2. On or before February 1 of each year, an annual summary of the monthly audits shall be prepared and submitted to the board, in the form prescribed by the board.
3. On or before June 1 of each year, the board shall compile the summaries of monthly audits into a single report and submit that report to the Interim Joint Committee on Health Services.

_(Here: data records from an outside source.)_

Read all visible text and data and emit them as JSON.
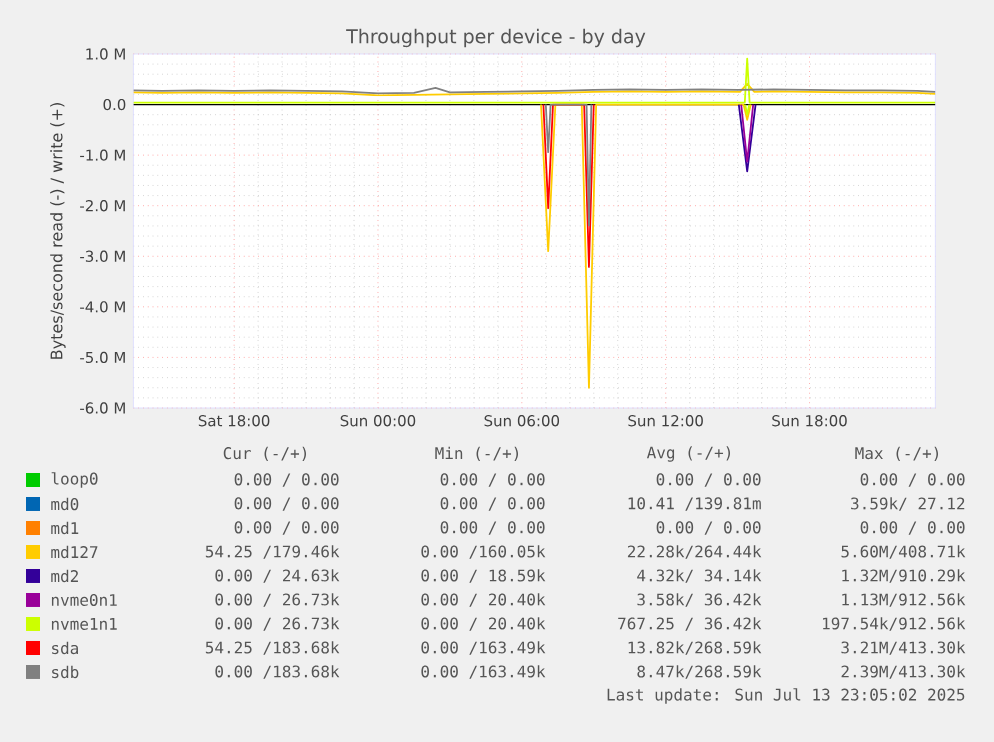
{
  "chart_data": {
    "type": "line",
    "title": "Throughput per device - by day",
    "ylabel": "Bytes/second read (-) / write (+)",
    "xlim": [
      "2025-07-12T13:48",
      "2025-07-13T23:15"
    ],
    "xticks": [
      {
        "value": "2025-07-12T18:00",
        "label": "Sat 18:00"
      },
      {
        "value": "2025-07-13T00:00",
        "label": "Sun 00:00"
      },
      {
        "value": "2025-07-13T06:00",
        "label": "Sun 06:00"
      },
      {
        "value": "2025-07-13T12:00",
        "label": "Sun 12:00"
      },
      {
        "value": "2025-07-13T18:00",
        "label": "Sun 18:00"
      }
    ],
    "ylim": [
      -6,
      1
    ],
    "yticks": [
      {
        "value": 1,
        "label": "1.0 M"
      },
      {
        "value": 0,
        "label": "0.0"
      },
      {
        "value": -1,
        "label": "-1.0 M"
      },
      {
        "value": -2,
        "label": "-2.0 M"
      },
      {
        "value": -3,
        "label": "-3.0 M"
      },
      {
        "value": -4,
        "label": "-4.0 M"
      },
      {
        "value": -5,
        "label": "-5.0 M"
      },
      {
        "value": -6,
        "label": "-6.0 M"
      }
    ],
    "grid": true,
    "legend": "bottom",
    "series": [
      {
        "color": "#ffcc00",
        "x": [
          "2025-07-13T06:48",
          "2025-07-13T07:06",
          "2025-07-13T07:24",
          "2025-07-13T08:30",
          "2025-07-13T08:48",
          "2025-07-13T09:06",
          "2025-07-13T15:15",
          "2025-07-13T15:24",
          "2025-07-13T15:33"
        ],
        "values": [
          0,
          -2.9,
          0,
          0,
          -5.6,
          0,
          0,
          -0.3,
          0
        ]
      },
      {
        "color": "#ff0000",
        "x": [
          "2025-07-13T06:54",
          "2025-07-13T07:06",
          "2025-07-13T07:18",
          "2025-07-13T08:36",
          "2025-07-13T08:48",
          "2025-07-13T09:00"
        ],
        "values": [
          0,
          -2.05,
          0,
          0,
          -3.21,
          0
        ]
      },
      {
        "color": "#808080",
        "x": [
          "2025-07-13T07:00",
          "2025-07-13T07:06",
          "2025-07-13T07:12",
          "2025-07-13T08:42",
          "2025-07-13T08:48",
          "2025-07-13T08:54"
        ],
        "values": [
          0,
          -0.94,
          0,
          0,
          -2.39,
          0
        ]
      },
      {
        "color": "#330099",
        "x": [
          "2025-07-13T15:03",
          "2025-07-13T15:24",
          "2025-07-13T15:45"
        ],
        "values": [
          0,
          -1.32,
          0
        ]
      },
      {
        "color": "#990099",
        "x": [
          "2025-07-13T15:09",
          "2025-07-13T15:24",
          "2025-07-13T15:39"
        ],
        "values": [
          0,
          -1.13,
          0
        ]
      },
      {
        "color": "#ccff00",
        "x": [
          "2025-07-13T15:19",
          "2025-07-13T15:24",
          "2025-07-13T15:29"
        ],
        "values": [
          0,
          -0.2,
          0
        ]
      },
      {
        "name": "loop0",
        "color": "#00cc00"
      },
      {
        "name": "md0",
        "color": "#0066b3"
      },
      {
        "name": "md1",
        "color": "#ff8000"
      },
      {
        "name": "md127",
        "color": "#ffcc00",
        "x": [
          "2025-07-12T13:48",
          "2025-07-12T15:00",
          "2025-07-12T16:30",
          "2025-07-12T18:00",
          "2025-07-12T19:30",
          "2025-07-12T21:00",
          "2025-07-12T22:30",
          "2025-07-13T00:00",
          "2025-07-13T01:30",
          "2025-07-13T03:00",
          "2025-07-13T04:30",
          "2025-07-13T06:00",
          "2025-07-13T07:30",
          "2025-07-13T09:00",
          "2025-07-13T10:30",
          "2025-07-13T12:00",
          "2025-07-13T13:30",
          "2025-07-13T15:06",
          "2025-07-13T15:24",
          "2025-07-13T15:42",
          "2025-07-13T16:30",
          "2025-07-13T18:00",
          "2025-07-13T19:30",
          "2025-07-13T21:00",
          "2025-07-13T22:30",
          "2025-07-13T23:15"
        ],
        "values": [
          0.24,
          0.23,
          0.24,
          0.23,
          0.24,
          0.23,
          0.22,
          0.18,
          0.19,
          0.2,
          0.21,
          0.22,
          0.23,
          0.25,
          0.26,
          0.25,
          0.26,
          0.25,
          0.41,
          0.25,
          0.26,
          0.25,
          0.24,
          0.24,
          0.23,
          0.21
        ]
      },
      {
        "name": "md2",
        "color": "#330099"
      },
      {
        "name": "nvme0n1",
        "color": "#990099"
      },
      {
        "name": "nvme1n1",
        "color": "#ccff00",
        "x": [
          "2025-07-12T13:48",
          "2025-07-13T15:18",
          "2025-07-13T15:24",
          "2025-07-13T15:30",
          "2025-07-13T23:15"
        ],
        "values": [
          0.04,
          0.04,
          0.91,
          0.04,
          0.04
        ]
      },
      {
        "name": "sda",
        "color": "#ff0000"
      },
      {
        "name": "sdb",
        "color": "#808080",
        "x": [
          "2025-07-12T13:48",
          "2025-07-12T15:00",
          "2025-07-12T16:30",
          "2025-07-12T18:00",
          "2025-07-12T19:30",
          "2025-07-12T21:00",
          "2025-07-12T22:30",
          "2025-07-13T00:00",
          "2025-07-13T01:30",
          "2025-07-13T02:24",
          "2025-07-13T03:00",
          "2025-07-13T04:30",
          "2025-07-13T06:00",
          "2025-07-13T07:30",
          "2025-07-13T09:00",
          "2025-07-13T10:30",
          "2025-07-13T12:00",
          "2025-07-13T13:30",
          "2025-07-13T15:00",
          "2025-07-13T16:30",
          "2025-07-13T18:00",
          "2025-07-13T19:30",
          "2025-07-13T21:00",
          "2025-07-13T22:30",
          "2025-07-13T23:15"
        ],
        "values": [
          0.28,
          0.27,
          0.28,
          0.27,
          0.28,
          0.27,
          0.26,
          0.22,
          0.23,
          0.33,
          0.24,
          0.25,
          0.26,
          0.27,
          0.29,
          0.3,
          0.29,
          0.3,
          0.29,
          0.3,
          0.29,
          0.28,
          0.28,
          0.27,
          0.25
        ]
      }
    ],
    "annotations": [
      "Cur (-/+)",
      "Min (-/+)",
      "Avg (-/+)",
      "Max (-/+)",
      "0.00 /  0.00",
      "0.00 /  0.00",
      "0.00 /  0.00",
      "0.00 /  0.00",
      "0.00 /  0.00",
      "0.00 /  0.00",
      "10.41 /139.81m",
      "3.59k/ 27.12",
      "0.00 /  0.00",
      "0.00 /  0.00",
      "0.00 /  0.00",
      "0.00 /  0.00",
      "54.25 /179.46k",
      "0.00 /160.05k",
      "22.28k/264.44k",
      "5.60M/408.71k",
      "0.00 / 24.63k",
      "0.00 / 18.59k",
      "4.32k/ 34.14k",
      "1.32M/910.29k",
      "0.00 / 26.73k",
      "0.00 / 20.40k",
      "3.58k/ 36.42k",
      "1.13M/912.56k",
      "0.00 / 26.73k",
      "0.00 / 20.40k",
      "767.25 / 36.42k",
      "197.54k/912.56k",
      "54.25 /183.68k",
      "0.00 /163.49k",
      "13.82k/268.59k",
      "3.21M/413.30k",
      "0.00 /183.68k",
      "0.00 /163.49k",
      "8.47k/268.59k",
      "2.39M/413.30k",
      "Last update: Sun Jul 13 23:05:02 2025"
    ]
  }
}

(c) Prescriptions and records of delivery for dialysate solutions or devices sold or distributed under this subsection shall be maintained by the manufacturer or manufacturer’s agent for a minimum of two (2) years and shall be made available to the board upon request.
(d) As used in this subsection, “dialysate solutions” means dextrose or icodextrin when used to perform home peritoneal kidney dialysis.
(e) The Kentucky Board of Pharmacy will retain oversight of the distribution of dialysate solutions and devices under this section.
Effective: June 29, 2023
History: Amended 2023 Ky. Acts ch. 25, sec. 34, effective June 29, 2023. — Amended
2019 Ky. Acts ch. 157, sec. 1, effective June 27, 2019. — Amended 2007 Ky. Acts ch. 124, sec. 10, effective June 26, 2007. — Amended 2005 Ky. Acts ch. 150, sec. 20, effective June 20, 2005. — Amended 2004 Ky. Acts ch. 107, sec. 4, effective July 13,
2004. — Created 1990 Ky. Acts ch. 155, sec. 1, effective July 13, 1990.